Does the description disclose side effects, auth requirements, rate limits, or destructive behavior?

No annotations provided, so description carries full burden. Mentions the tool does not count against monthly draft limit and explains route behaviors. However, does not disclose output format, potential side effects, or required permissions.

Agents need to know what a tool does to the world before calling it. Descriptions should go beyond structured annotations to explain consequences.

Conciseness5/5

Is the description appropriately sized, front-loaded, and free of redundancy?

Description is efficient and well-structured. It opens with purpose, explains the common problem, then lists three routes with brief rationale, ending with a benefit and a note about draft limits. Every sentence adds value.

Shorter descriptions cost fewer tokens and are easier for agents to parse. Every sentence should earn its place.

Completeness4/5

Given the tool's complexity, does the description cover enough for an agent to succeed on first attempt?

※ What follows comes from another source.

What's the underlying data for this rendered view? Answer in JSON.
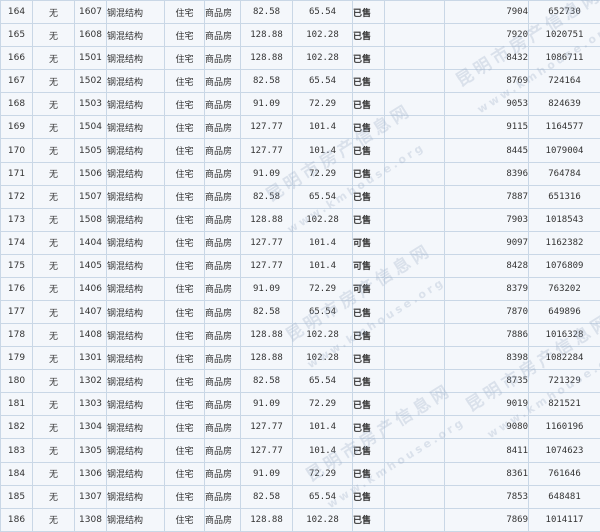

Given no output schema, description adequately explains the tool's logic and parameter usage. It covers the email generation intent and route options. Minor gap: does not specify expected output format (e.g., subject line, salutation) but overall sufficient.

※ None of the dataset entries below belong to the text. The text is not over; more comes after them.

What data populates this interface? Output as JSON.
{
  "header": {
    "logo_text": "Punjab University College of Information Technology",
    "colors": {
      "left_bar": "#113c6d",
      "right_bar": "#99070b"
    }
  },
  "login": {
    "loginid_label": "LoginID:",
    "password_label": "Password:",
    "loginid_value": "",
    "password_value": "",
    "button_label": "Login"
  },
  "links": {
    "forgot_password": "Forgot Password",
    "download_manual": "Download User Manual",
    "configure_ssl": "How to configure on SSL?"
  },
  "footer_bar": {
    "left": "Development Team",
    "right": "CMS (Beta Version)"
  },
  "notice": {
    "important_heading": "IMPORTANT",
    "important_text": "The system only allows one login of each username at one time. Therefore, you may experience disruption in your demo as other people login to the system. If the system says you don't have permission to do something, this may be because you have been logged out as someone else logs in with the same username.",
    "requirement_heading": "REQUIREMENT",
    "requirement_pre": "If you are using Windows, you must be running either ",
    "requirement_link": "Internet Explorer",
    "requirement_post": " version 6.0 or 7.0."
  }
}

Complex tools with many parameters or behaviors need more documentation. Simple tools need less. This dimension scales expectations accordingly.

Parameters3/5

Does the description clarify parameter syntax, constraints, interactions, or defaults beyond what the schema provides?

Input schema has 100% description coverage, so baseline 3 is appropriate. Description adds context (e.g., scope_item should be concrete, route explanations) but does not significantly exceed schema-level detail.

Input schemas describe structure but not intent. Descriptions should explain non-obvious parameter relationships and valid value ranges.

Purpose5/5

Does the description clearly state what the tool does and how it differs from similar tools?

Description clearly states the tool writes a professional email responding to out-of-scope requests. It specifies three handling routes (quote, decline, include_once), distinguishing it from siblings like scope_creep_email or scope_change_email.

Agents choose between tools based on descriptions. A clear purpose with a specific verb and resource helps agents select the right tool.

Usage Guidelines4/5

Does the description explain when to use this tool, when not to, or what alternatives exist?

Describes common scenario (freelancers mishandling scope creep) and when each route is appropriate. Provides contextual guidance but lacks explicit when-not-to-use or direct comparison with similar sibling tools.

Agents often have multiple tools that could apply. Explicit usage guidance like "use X instead of Y when Z" prevents misuse.